With the Vikings, Sharpe joins another system predicated on the run game, similar to the Titans’ model that nearly ran them into the Super Bowl last season under head coach Mike Vrabel. That doesn’t always sit well with receivers — just ask Diggs — but Sharpe also sees the opportunity to play with the best quarterback of his career in Kirk Cousins.
“I had the pleasure of speaking to Kirk briefly yesterday,” Sharpe said. “He reached out to me, and he was excited to get things going. I’m excited, as well, to have a guy that I see as a great leader for the team. He’s an established quarterback, an established player in this league. He does a great job of delivering the football to his receivers. He was probably the best deep ball thrower in the league last year, so I’m excited about that, getting an opportunity to go downfield and make some plays.”
Deep passing wasn’t an area in which Sharpe thrived with the Titans.
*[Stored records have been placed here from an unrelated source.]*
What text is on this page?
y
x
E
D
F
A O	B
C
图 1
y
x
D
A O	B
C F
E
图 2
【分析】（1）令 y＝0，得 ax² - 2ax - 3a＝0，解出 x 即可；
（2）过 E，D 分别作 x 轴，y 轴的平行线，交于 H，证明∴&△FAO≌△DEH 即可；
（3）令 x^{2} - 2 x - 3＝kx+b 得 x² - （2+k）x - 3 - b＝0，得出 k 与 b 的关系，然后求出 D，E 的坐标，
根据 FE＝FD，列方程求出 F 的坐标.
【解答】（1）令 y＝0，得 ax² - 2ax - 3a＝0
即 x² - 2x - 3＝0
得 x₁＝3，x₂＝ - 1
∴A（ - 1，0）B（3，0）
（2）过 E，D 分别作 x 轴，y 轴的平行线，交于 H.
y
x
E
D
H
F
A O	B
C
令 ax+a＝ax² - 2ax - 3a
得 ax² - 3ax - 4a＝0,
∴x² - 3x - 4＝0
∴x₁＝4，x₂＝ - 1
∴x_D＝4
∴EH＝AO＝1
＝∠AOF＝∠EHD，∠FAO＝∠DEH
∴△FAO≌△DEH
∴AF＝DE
After a hopeful rookie season, Sharpe notched just four receptions over the next three years that went for 20-plus yards, and he failed to show much ability after the catch despite a respectable 40-yard dash time in the 4.5-second range.
Sharpe sees himself as versatile, however, with an increasing ability to play out of the slot using his bigger 6-foot-2 frame.
“I just feel like being inside I feel like it’s way more space in there, so to me in my personal opinion it’s a little bit easier than playing on the outside,” Sharpe said. “It’s just way more space in there, so it’s a lot of fun to be able to move around and be able to play just a bunch of different positions on the field.”
The 25-year-old believes playing under Gary Kubiak will be a continuation of his experience with former Titans offensive coordinator Matt LaFleur, who used similar terminology. But those offseason meetings designed to acclimate acquisitions with their new playbooks are on hold right now after the Vikings joined clubs around the league in closing their team facility due to concerns over the Coronavirus.
To stay active, Sharpe says he’s working out in his home gym and catching passes on a JUGS machine, while finding time to write and record music on the side.
“It definitely feels a little weird,” Sharpe said, “especially being an athlete, we’re kind of used to rippin’ and runnin’ and being on the go, you know, most of the year. Now everybody just has the chance to kind of sit down and kind of gather their thoughts and everything like that, but it is a little weird that I’m not getting ready to go out to Minnesota and get ready for OTAs and stuff right now. Everything’s on hold.”